Are you a dog person? Sounds like a silly question, but it is only a silly question if you happen to be a dog person. The fact is, there are many stops along the way between a person who merely tolerates dogs and a person who happily shares an ice cream cone with them.

In case you’re unsure, let me illustrate the qualities of a dog person. If you are a dog person, it is likely that you share your bed with a pup—at least one. This shared slumber space is not contingent on the size of the dog. It matters not if your breed is a Great Dane or a Pomeranian; part of that bed—either a big part or small part—is claimed by your dog. If you’re a dog person, who also happens to be a lover of Great Danes, your home is outfitted with a king-sized bed—you know, for the dog. There is also a huge portion of living space dedicated to its own luxuriously plush dog bed. And your dog-loving priorities will dictate positioning the furniture to facilitate space for that bed. It’s cruel to expect that big lovey dog to be cramped into a small space.

When leaving the house, a dog person’s exit strategy is complicated, to say the least. First, there’s a check and top-up of the water and kibble bowls, which only takes a few minutes—15, if you need to scrub the water bowl. Next, the dog needs to go out to do its business. Being let out varies from a quick in-and-out of a fenced yard to a 5-mile hike in the woods, so… taking anywhere from 10 minutes to 2 hours. Then, there’s making sure it can’t have access to anything dangerous in your absence, like a trash can, or some bacon thawing on the counter, or a box of chocolates on the nightstand. Closing doors, picking up trash cans and running a quick check through the house takes about 10 minutes. After that, you might want it to have something to occupy its time—perhaps chewing on a smoked bone. You buy those in bulk and keep them in the basement freezer, so you run down to fetch one—5 minutes more, unless you get distracted by other chores. Depending on the distraction(s), this could add just a few minutes or a solid hour. Right before the dog person leaves, it’s time to make some decisions. Grab that television remote and get busy searching. You want your pup to have some background noise, so you spend an inordinate amount of time searching for a program that will provide comfort while you are gone. I’ve heard of streaming programs made specifically for pets. I must say that it’s pure genius to provide a subscription where critics are unable to leave a rating. Some people put on nature shows, assuming their pup would like a bit of scenery while it sits on its plush throne, slobbering on a smoked cow bone. Take your time choosing—at least 10 minutes, but whatever you decide, don’t let it be the news. The current political climate might have an adverse effect, and you’ll come home to a twitchy pup. All in all, the dog owner’s process of leaving the house can take anywhere between 15 minutes to 4 hours. And, seriously, if it’s the latter, by the time you’ve said goodbye, why bother?
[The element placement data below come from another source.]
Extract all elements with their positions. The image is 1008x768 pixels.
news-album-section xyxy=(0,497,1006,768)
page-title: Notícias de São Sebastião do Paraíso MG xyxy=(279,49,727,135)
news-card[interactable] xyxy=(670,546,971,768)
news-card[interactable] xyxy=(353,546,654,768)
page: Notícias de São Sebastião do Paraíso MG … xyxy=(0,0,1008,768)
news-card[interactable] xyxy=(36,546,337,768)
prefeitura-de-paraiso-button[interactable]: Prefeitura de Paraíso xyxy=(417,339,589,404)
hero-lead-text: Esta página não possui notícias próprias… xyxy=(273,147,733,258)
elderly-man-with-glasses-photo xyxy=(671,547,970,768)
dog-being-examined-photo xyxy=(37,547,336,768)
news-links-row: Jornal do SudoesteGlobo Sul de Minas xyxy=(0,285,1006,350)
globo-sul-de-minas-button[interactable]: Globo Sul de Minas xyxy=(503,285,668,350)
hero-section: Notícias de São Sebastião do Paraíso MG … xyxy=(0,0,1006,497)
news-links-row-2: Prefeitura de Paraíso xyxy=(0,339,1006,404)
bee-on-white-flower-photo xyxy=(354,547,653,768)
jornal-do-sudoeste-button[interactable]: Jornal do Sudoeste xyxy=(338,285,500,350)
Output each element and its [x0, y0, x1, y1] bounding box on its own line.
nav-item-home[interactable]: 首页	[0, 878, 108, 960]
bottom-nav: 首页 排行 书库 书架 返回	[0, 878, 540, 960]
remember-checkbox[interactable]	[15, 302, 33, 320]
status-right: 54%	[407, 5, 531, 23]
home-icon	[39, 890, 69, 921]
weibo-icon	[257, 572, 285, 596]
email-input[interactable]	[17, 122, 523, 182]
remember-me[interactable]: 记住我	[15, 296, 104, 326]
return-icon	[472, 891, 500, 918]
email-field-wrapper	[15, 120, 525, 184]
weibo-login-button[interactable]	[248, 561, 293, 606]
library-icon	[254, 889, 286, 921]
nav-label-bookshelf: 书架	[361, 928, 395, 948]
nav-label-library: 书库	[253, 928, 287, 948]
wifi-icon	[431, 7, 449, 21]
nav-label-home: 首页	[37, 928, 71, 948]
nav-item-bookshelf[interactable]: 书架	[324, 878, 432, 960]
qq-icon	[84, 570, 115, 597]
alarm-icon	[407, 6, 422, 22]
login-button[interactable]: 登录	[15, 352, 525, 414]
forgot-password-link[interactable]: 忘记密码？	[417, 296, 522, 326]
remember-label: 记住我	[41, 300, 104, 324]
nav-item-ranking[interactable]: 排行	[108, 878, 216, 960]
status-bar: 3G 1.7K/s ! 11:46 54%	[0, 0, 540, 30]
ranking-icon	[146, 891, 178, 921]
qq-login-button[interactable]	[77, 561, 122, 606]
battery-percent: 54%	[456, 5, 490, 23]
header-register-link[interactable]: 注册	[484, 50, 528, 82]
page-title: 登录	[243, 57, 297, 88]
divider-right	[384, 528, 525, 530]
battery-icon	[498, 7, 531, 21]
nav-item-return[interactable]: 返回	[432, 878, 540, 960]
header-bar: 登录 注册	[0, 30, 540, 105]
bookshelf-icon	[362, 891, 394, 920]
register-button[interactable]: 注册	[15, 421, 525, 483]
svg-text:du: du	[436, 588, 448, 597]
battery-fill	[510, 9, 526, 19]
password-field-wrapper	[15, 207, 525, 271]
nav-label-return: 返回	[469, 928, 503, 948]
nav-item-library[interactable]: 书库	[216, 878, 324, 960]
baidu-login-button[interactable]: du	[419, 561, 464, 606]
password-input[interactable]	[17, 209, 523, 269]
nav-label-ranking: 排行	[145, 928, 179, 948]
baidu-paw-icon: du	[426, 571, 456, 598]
Enjoying a meal can be a multi-layered consideration for a dog person. It starts with the prep. Food-motivated dogs clue-in the minute the refrigerator door opens. My two want to know what I’m making (does it include meat or cheese?) and if there might be something in it for them. We went vegetarian for a few months and they lost interest. But the minute we resumed our carnivorous habits, they resumed the vigil. That is, nose at my elbow to watch the food transfer from the refrigerator to cutting board. Then, poking around at the edge of the counter. Naturally, they are shooed away, but in a true dog lover’s tone, gently and tolerantly. They stay close by in case I might get careless and drop anything—a bit of cheese or a pork chop. The chance of this happening is non-existent—it’s usually an errant piece of raw carrot or onion that goes flying. I can’t imagine the waiting being worth the effort, but hey, I am not a dog. When the meal is done and served, the hope for a savory scrap is overwhelming, so while we try to enjoy the meal, they sit as close as we allow, drooling profusely and begging with their eyes. Tall dogs are harder to ignore, as those pleading eyes are visible from the table. You know the look: watery, dilated eyes, slightly furrowed brow, twitchy nose. Somehow, I think they know how much pull it has. This effort has been proven fruitful, because excepting spicy cuisine, we routinely save our two the last bite.

All of these examples come from the perspective of a true dog loving person, of which I plead guilty. I know this about myself and so does everyone around me. It’s obvious. When I see a person with a dog, I ask if it’s okay to pet them. I ask out of safety and to be polite, but I’m already posturing to greet a new friend. I want to meet that dog—see its tail wag and ruffle its fur. If I see a puppy, my need to interact is even more keen. I want to coo and coddle and smell its breath. I want to wallow in that age-old exchange of dog and human that leaves both feeling a little better about the world around us. And, you know what? I’m okay with that.